Creating algorithms that serve the public good

Ethical Data Science – Prediction in the Public Interest


Anne L Washington


£25.99, Oxford University Press



Data science is perhaps something of which most lawyers have no real knowledge. Its purpose is to extract meaningful patterns from large quantities of data, thereby providing insights of a type which were simply not achievable in the pre-digital age.

In many instances, it is only large commercial organisations or governmental bodies that possess the level of resources, or powers necessary, to collate and process the volume of data required to allow any patterns discovered to have some degree of validity.

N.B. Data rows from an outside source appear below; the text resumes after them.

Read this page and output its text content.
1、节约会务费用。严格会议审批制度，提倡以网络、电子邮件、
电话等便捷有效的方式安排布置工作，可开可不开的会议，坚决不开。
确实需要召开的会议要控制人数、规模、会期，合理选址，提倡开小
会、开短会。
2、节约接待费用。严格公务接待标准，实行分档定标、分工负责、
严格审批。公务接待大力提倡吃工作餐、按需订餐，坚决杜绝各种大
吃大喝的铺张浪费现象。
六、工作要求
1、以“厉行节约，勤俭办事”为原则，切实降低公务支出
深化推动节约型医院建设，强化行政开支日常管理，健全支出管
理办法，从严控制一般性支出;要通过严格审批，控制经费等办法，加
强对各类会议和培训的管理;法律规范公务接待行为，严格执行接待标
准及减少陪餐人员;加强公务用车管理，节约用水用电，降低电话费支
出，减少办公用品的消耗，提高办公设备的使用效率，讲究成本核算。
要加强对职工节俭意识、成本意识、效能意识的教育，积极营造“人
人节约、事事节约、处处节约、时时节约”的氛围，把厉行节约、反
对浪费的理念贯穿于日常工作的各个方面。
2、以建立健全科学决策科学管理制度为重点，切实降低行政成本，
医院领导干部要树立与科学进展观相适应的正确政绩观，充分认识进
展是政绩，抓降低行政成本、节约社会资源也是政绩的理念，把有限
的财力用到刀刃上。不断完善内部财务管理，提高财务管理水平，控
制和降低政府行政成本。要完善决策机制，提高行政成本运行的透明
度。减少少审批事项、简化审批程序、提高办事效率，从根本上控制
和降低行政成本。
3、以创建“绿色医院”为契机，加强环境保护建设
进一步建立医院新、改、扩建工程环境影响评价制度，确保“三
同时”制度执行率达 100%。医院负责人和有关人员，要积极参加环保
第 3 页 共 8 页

And therein lies the problem. Those who commission the analysis of data will, in many instances, have a vested interest in the outcome of the process, which may often be at odds with the interests of individuals within society or society in general.

Ethical Data Science’s publishers claim that this book is one of the first to offer a solution-oriented approach to ethical issues involved in data science, with a step-by-step guide on how to intervene and produce better predictive algorithms that serve the public good.

ethical data science

The suggested approach utilises a supply-chain model, with practical suggestions as to how to make each link in that chain as neutral as possible against any expected or desired outcome. The first chapter suggests ways to avoid reliance on (often unintentionally) polluted source data. It explains how to develop data modelling which can be evidenced as meeting intended goals in the real world.

Chapter three contains a reminder of the restrictions on individual autonomy and dignity which can result from the blind use of rigid categorisations based on human traits. For any data science to be truly ethical, the reasoning behind the algorithms at its core must be both transparent and capable of being understood by those individuals affected by the process outcomes. Washington concludes that the ideal of any data science should be that the participating data subjects derive some form of benefit from their participation.

The intended audience for this book would seem to be very specific, namely data scientists. The ‘step-by-step’ approach highlighted by the publishers may potentially serve that audience well. But the degree of repetition involved in continued reference back to the supply-chain analogy could risk alienating less specialised readers (of whom I am one). Some readers may have a more general interest in the way in which big data is coming to dominate and control society as a whole, and/or concerns around the seemingly exponential growth of AI in the making of decisions which affect us all. Such readers may be best advised to eschew a strict linear approach to reading this book if they are to extract the most value from the otherwise clear language and logic of the author’s arguments.

Legal practitioners who specialise in data protection law, or who have responsibility for data protection training within their organisation, may find that the real-world case studies, and detailed reference sections, alone justify the relatively modest financial outlay required.


Sean Gordon is a former COLP and DPO